Show of love and respect. The men’s gifts, usually in cash, exchange. There is one big family here. I had fallen in love with the bangle stores and could watch the men make the lacquer bangles for an indefinite period. They are like the lolly shops we have in Australia unless they roll colorful bracelets and then decorate them by hand with beads and sparkles. They are very nice shops and some of the Bangles, which are decorated with European crystals are very expensive. All Indian women, regardless of age or caste, wearing Bangles – an equal number on each arm. In the market I, watched as the bangle seller The Bangles forced on a woman’s ankles as she picked the ones she wanted. Once she can only be cut off. I bought and had them moved my arm too. You are not indestructible, but since I only had me over an hour before they were scratched when a cow decided to butt me!
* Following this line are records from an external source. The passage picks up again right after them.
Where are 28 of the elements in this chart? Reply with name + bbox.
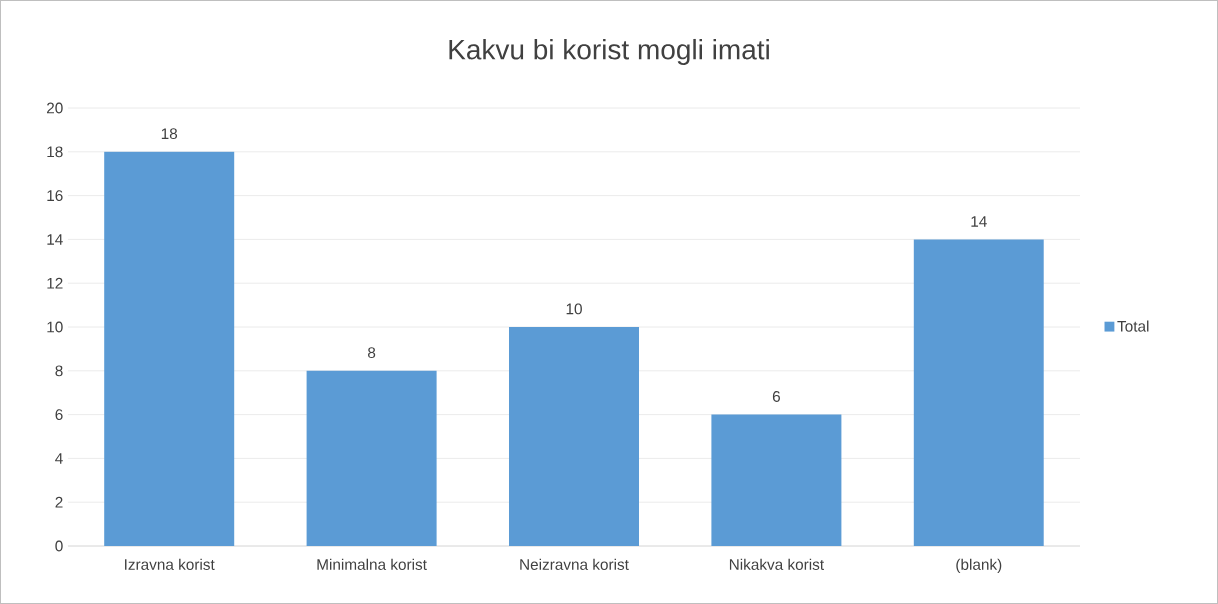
y-tick-label: 0 bbox=[55, 540, 63, 552]
x-tick-label: Izravna korist bbox=[125, 558, 215, 570]
data-label: 8 bbox=[368, 347, 376, 359]
y-tick-label: 20 bbox=[47, 102, 63, 114]
bar bbox=[104, 151, 235, 547]
y-tick-label: 16 bbox=[47, 190, 63, 202]
data-label: 18 bbox=[161, 128, 178, 140]
data-label: 6 bbox=[772, 391, 780, 402]
chart-title: Kakvu bi korist mogli imati bbox=[449, 38, 769, 66]
bar bbox=[509, 327, 640, 547]
x-tick-label: Minimalna korist bbox=[317, 558, 427, 570]
y-tick-label: 14 bbox=[47, 234, 63, 245]
y-tick-label: 18 bbox=[47, 146, 63, 158]
bar bbox=[913, 239, 1044, 547]
y-tick-label: 2 bbox=[55, 496, 63, 508]
y-tick-label: 8 bbox=[55, 365, 63, 377]
y-tick-label: 6 bbox=[55, 409, 63, 421]
bar bbox=[306, 370, 437, 547]
x-tick-label: (blank) bbox=[956, 558, 1002, 574]
y-tick-label: 10 bbox=[47, 321, 63, 333]
x-tick-label: Neizravna korist bbox=[520, 558, 629, 570]
y-tick-label: 4 bbox=[55, 453, 63, 464]
y-tick-label: 12 bbox=[47, 277, 63, 289]
legend-label: Total bbox=[1117, 320, 1149, 332]
data-label: 10 bbox=[566, 303, 582, 315]
data-label: 14 bbox=[971, 216, 987, 227]
x-tick-label: Nikakva korist bbox=[729, 558, 824, 570]
bar bbox=[711, 414, 842, 547]
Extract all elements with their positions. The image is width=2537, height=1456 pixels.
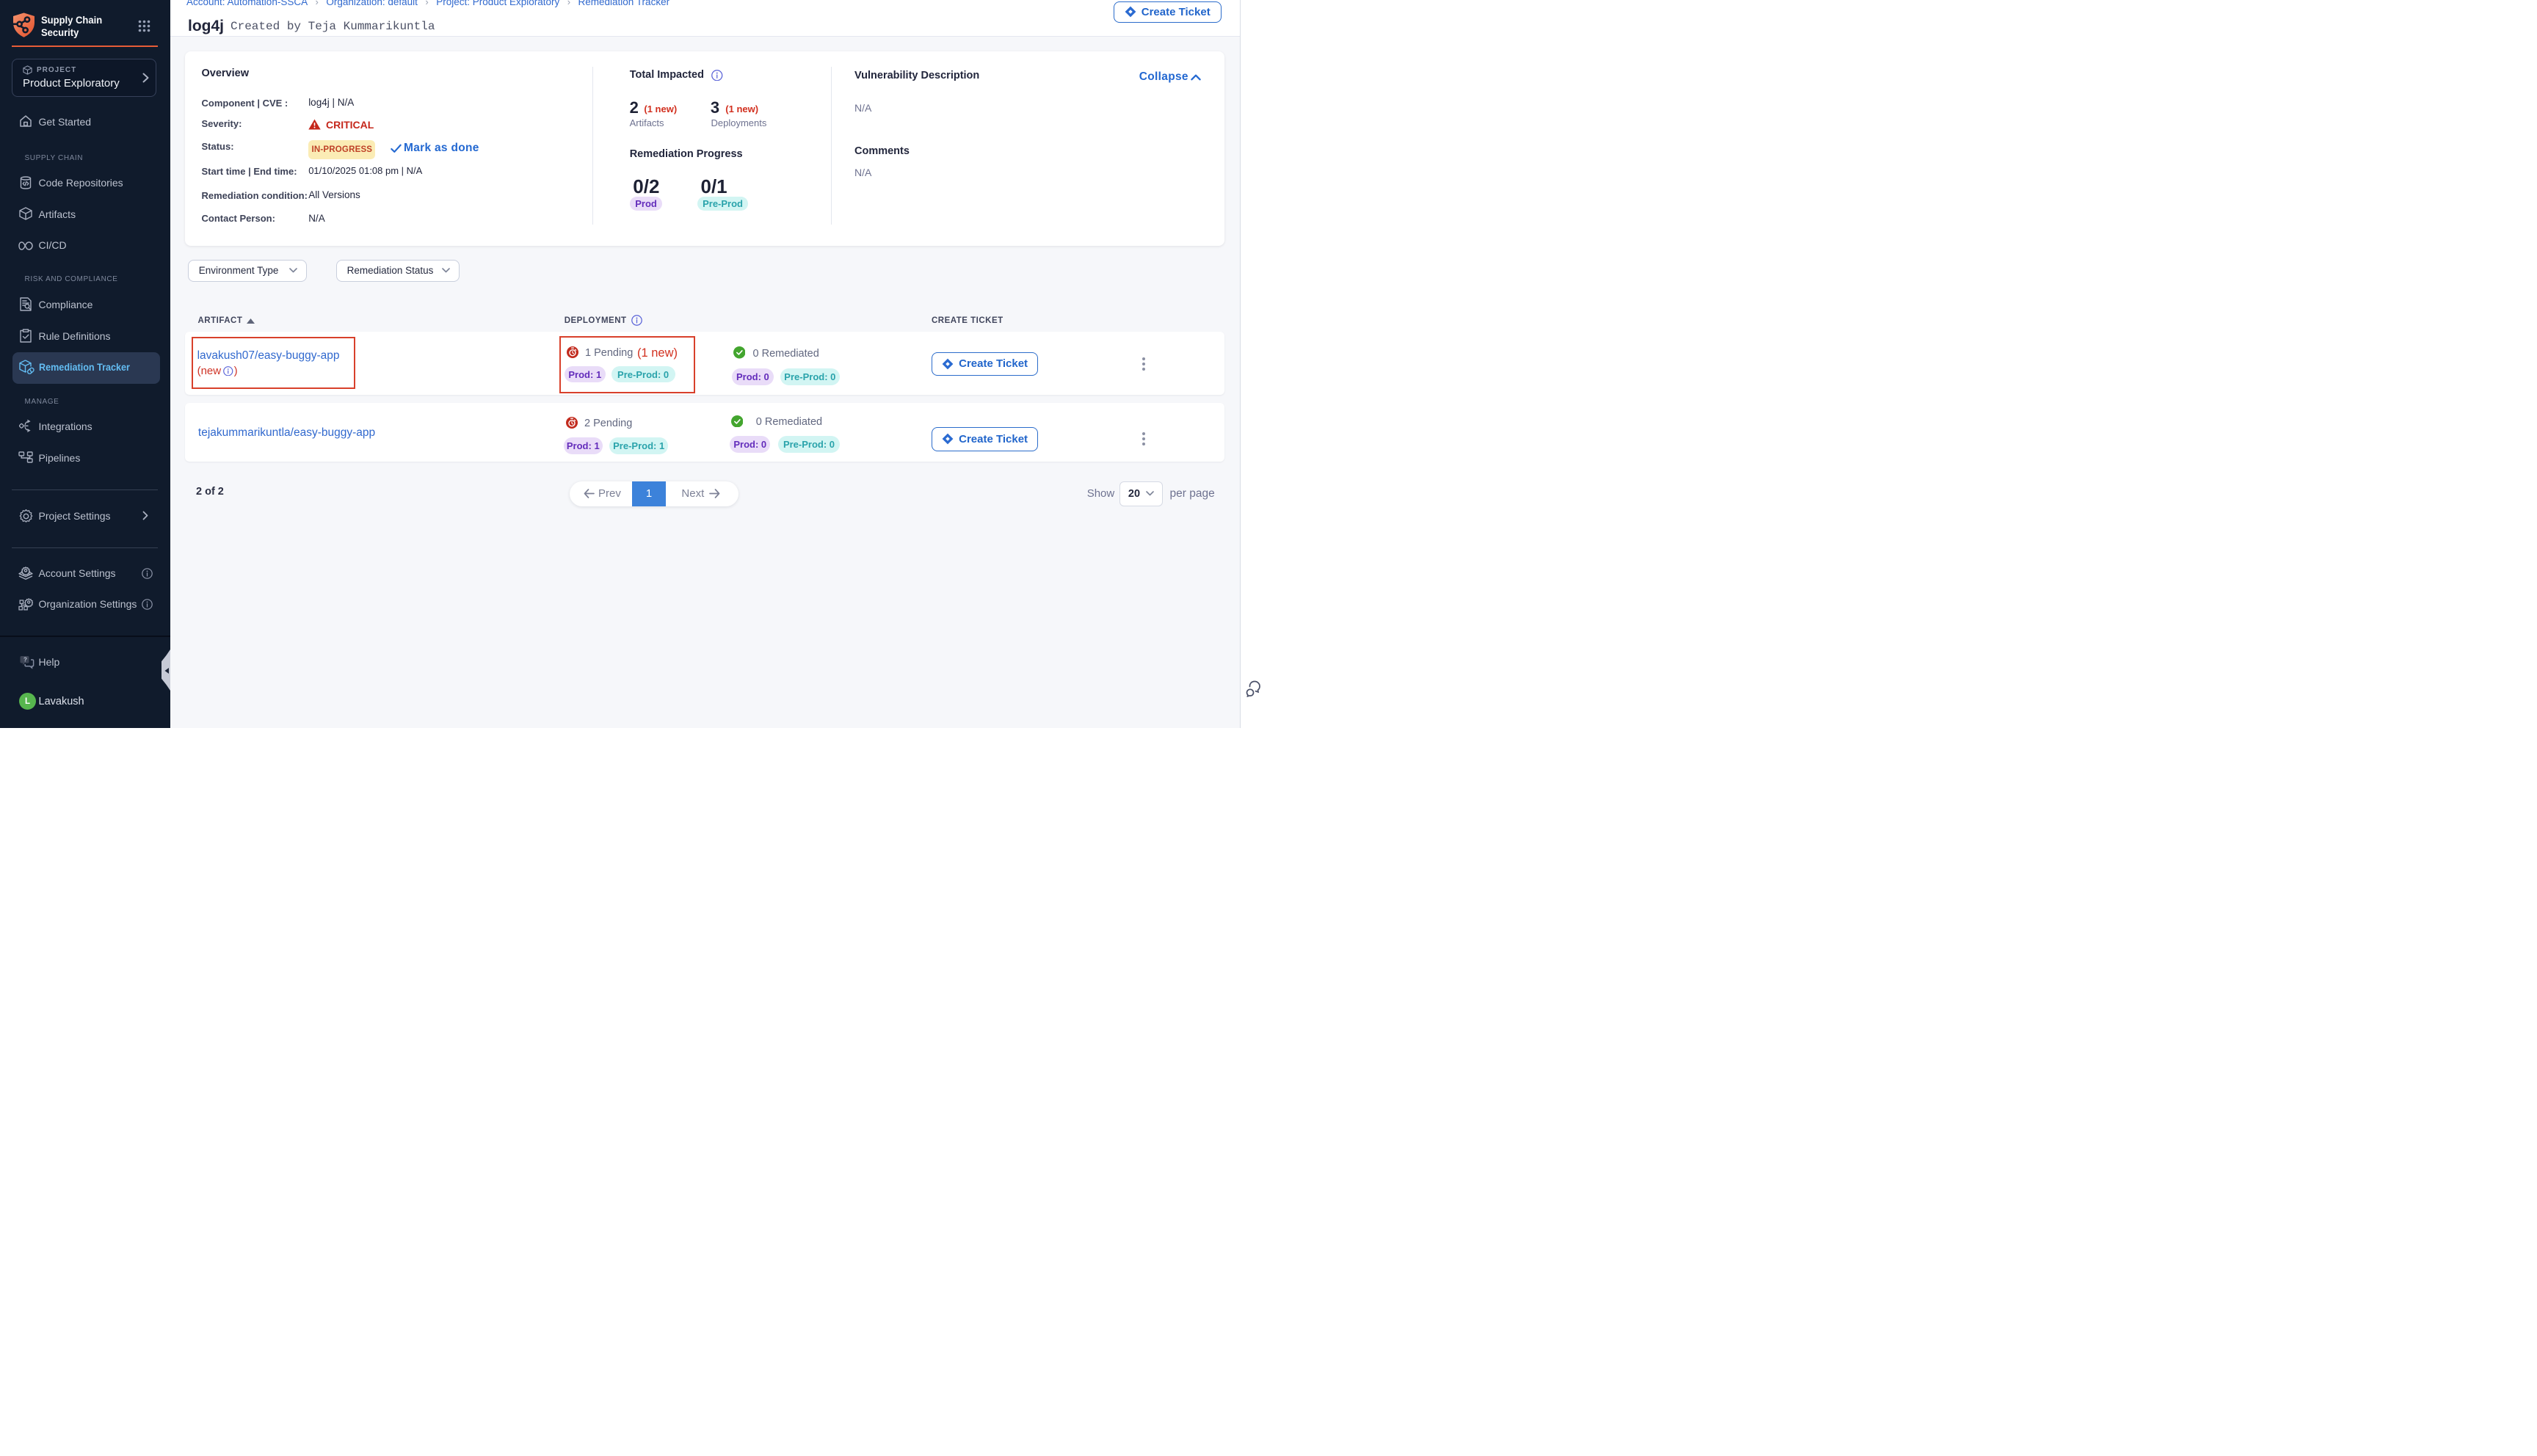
svg-text:?: ? [23, 657, 27, 663]
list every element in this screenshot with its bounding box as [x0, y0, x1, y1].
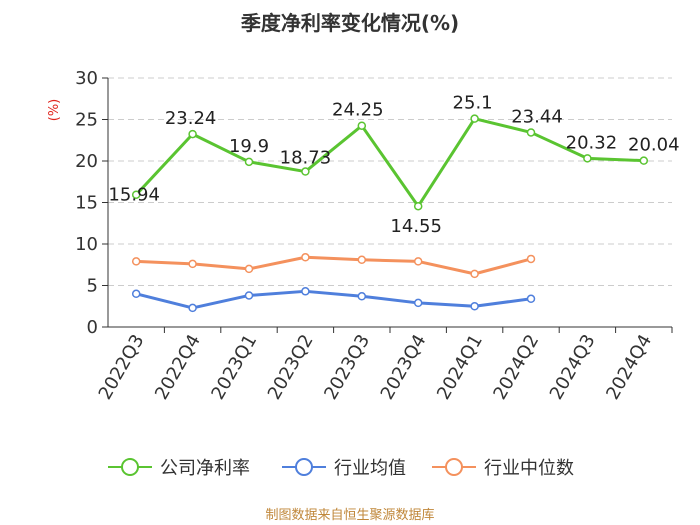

I was with my feet off the ground rescued by a passing gentleman – my new bracelet was drawn on the wall when the cow lifted me. We both have been
Bisnoi Dame
very careful with the cows and bulls here – they seem to be quite aggressive during the day. We enjoyed Jodpur admit, however, it took a day or so to get it warm. our route of travel of Destiny Travel and Tours tailored. The hotel (Inn Season recommend – very much) we stayed in was fabulous – great staff who were very professional (rather unusual here) and the best pool and garden. It was not in the old town, but when we stayed five nights we felt there was no need to be in the center of everything. And it only costs a dollar for a tempo (autorickhaw) in the old town. We left once again with the taxi to drive to Udaipur. We were on a couple of hours on the road to the Jain temple in Ranakpur planning.